Seun Awogbenle, Nigerian youth advocate and author, has launched ‘The Urgency of Now: Why Nigeria Needs A vision of Prosperity, Protection and Liberty’, a new book.


In a statement sent to TheCable Lifestyle on Friday, Awogbenle said the 10-chapter project harped on the imperative of visioning, leadership, youth participation, and active citizenship.

According to him, the book was inspired by his years of introspection on how he thinks Nigeria can pull back from the brinks in the face of the present uncertainty and endless agitation.

Awogbenle said he is convinced that what Nigeria needs is a new vision, not secession or division.


“In the book, I have taken a philosophical approach at reimagining Nigeria and its future. I argued that Nigeria has struggled with development over the years because of the absence of a binding national vision, which is the minimal and irreducible promise of a country to its people regardless of their identity, creed, ethnicity, circumstance of birth and social status,” he said.
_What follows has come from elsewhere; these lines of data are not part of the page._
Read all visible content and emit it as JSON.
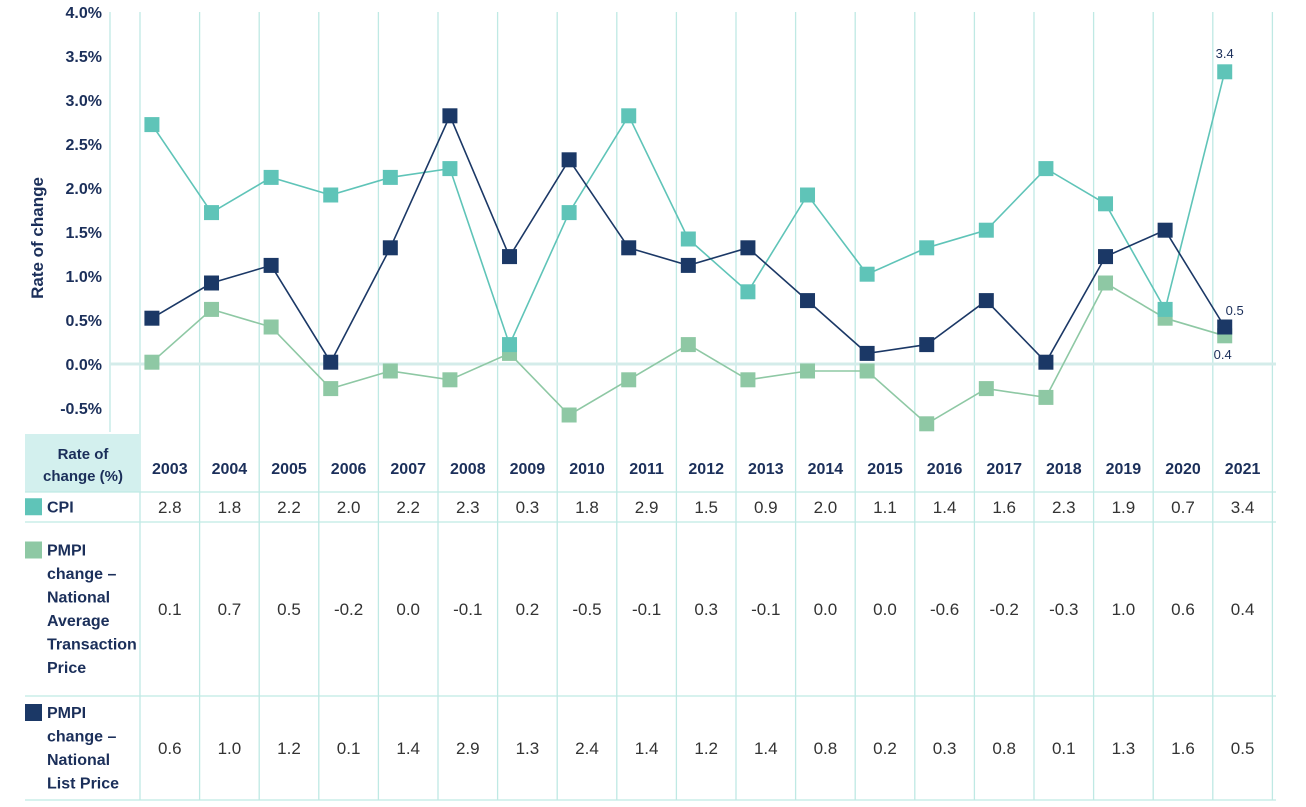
{
  "chart_data": {
    "type": "line",
    "ylabel": "Rate of change",
    "ylim": [
      -0.75,
      4.0
    ],
    "yticks": [
      "4.0%",
      "3.5%",
      "3.0%",
      "2.5%",
      "2.0%",
      "1.5%",
      "1.0%",
      "0.5%",
      "0.0%",
      "-0.5%"
    ],
    "ytick_values": [
      4.0,
      3.5,
      3.0,
      2.5,
      2.0,
      1.5,
      1.0,
      0.5,
      0.0,
      -0.5
    ],
    "grid": "vertical",
    "categories": [
      "2003",
      "2004",
      "2005",
      "2006",
      "2007",
      "2008",
      "2009",
      "2010",
      "2011",
      "2012",
      "2013",
      "2014",
      "2015",
      "2016",
      "2017",
      "2018",
      "2019",
      "2020",
      "2021"
    ],
    "x_offset_fraction": 0.2,
    "series": [
      {
        "key": "cpi",
        "name": "CPI",
        "color": "#5fc4b8",
        "values": [
          2.8,
          1.8,
          2.2,
          2.0,
          2.2,
          2.3,
          0.3,
          1.8,
          2.9,
          1.5,
          0.9,
          2.0,
          1.1,
          1.4,
          1.6,
          2.3,
          1.9,
          0.7,
          3.4
        ],
        "end_label": "3.4"
      },
      {
        "key": "transaction",
        "name_lines": [
          "PMPI",
          "change –",
          "National",
          "Average",
          "Transaction",
          "Price"
        ],
        "color": "#8ec8a4",
        "values": [
          0.1,
          0.7,
          0.5,
          -0.2,
          0.0,
          -0.1,
          0.2,
          -0.5,
          -0.1,
          0.3,
          -0.1,
          0.0,
          0.0,
          -0.6,
          -0.2,
          -0.3,
          1.0,
          0.6,
          0.4
        ],
        "end_label": "0.4"
      },
      {
        "key": "list",
        "name_lines": [
          "PMPI",
          "change –",
          "National",
          "List Price"
        ],
        "color": "#1b3866",
        "values": [
          0.6,
          1.0,
          1.2,
          0.1,
          1.4,
          2.9,
          1.3,
          2.4,
          1.4,
          1.2,
          1.4,
          0.8,
          0.2,
          0.3,
          0.8,
          0.1,
          1.3,
          1.6,
          0.5
        ],
        "end_label": "0.5"
      }
    ],
    "table": {
      "header_lines": [
        "Rate of",
        "change (%)"
      ],
      "header_bg": "#d3f0ee",
      "rows": [
        {
          "key": "cpi",
          "label_lines": [
            "CPI"
          ],
          "cells": [
            "2.8",
            "1.8",
            "2.2",
            "2.0",
            "2.2",
            "2.3",
            "0.3",
            "1.8",
            "2.9",
            "1.5",
            "0.9",
            "2.0",
            "1.1",
            "1.4",
            "1.6",
            "2.3",
            "1.9",
            "0.7",
            "3.4"
          ]
        },
        {
          "key": "transaction",
          "label_lines": [
            "PMPI",
            "change –",
            "National",
            "Average",
            "Transaction",
            "Price"
          ],
          "cells": [
            "0.1",
            "0.7",
            "0.5",
            "-0.2",
            "0.0",
            "-0.1",
            "0.2",
            "-0.5",
            "-0.1",
            "0.3",
            "-0.1",
            "0.0",
            "0.0",
            "-0.6",
            "-0.2",
            "-0.3",
            "1.0",
            "0.6",
            "0.4"
          ]
        },
        {
          "key": "list",
          "label_lines": [
            "PMPI",
            "change –",
            "National",
            "List Price"
          ],
          "cells": [
            "0.6",
            "1.0",
            "1.2",
            "0.1",
            "1.4",
            "2.9",
            "1.3",
            "2.4",
            "1.4",
            "1.2",
            "1.4",
            "0.8",
            "0.2",
            "0.3",
            "0.8",
            "0.1",
            "1.3",
            "1.6",
            "0.5"
          ]
        }
      ]
    }
  }
}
“For some countries, the vision was the result of a well-thought-out decision, for others, it was circumstantial, but at some point in their evolution, there were either defining words of promise or events that have shaped the evolution and progression of most nation.”

Seun Awogbenle

He added said the book, which was foreword by Simon Kolawole, founder/CEO of Cable Newspaper Ltd, offers useful insights on how countries such as Singapore and the US became successful through calculated vision even without natural resources.


“I have proposed three planks (prosperity, protection, and liberty). I believe that for Nigerians to have a connection with the country, beyond their certificate of birth, ancestry and origin, there must be a state promise that guarantees citizens prosperity, protection, and liberty,” he said.

According to Awogbenle, the book also emphasised the place of active citizenship in driving positive change in Nigeria since they are mostly affected by the consequence of leadership and government.

On his part, Kolawole described the book as a “significant project, seeking to infuse vision, passion, and common sense into the quest for Nigeria’s greatness.”

Similarly, Tope Fasua, Nigerian economist, who wrote the blurb of the book, said the project is “worthy of every minute immersed in it even at a time when time has become incredibly valuable.”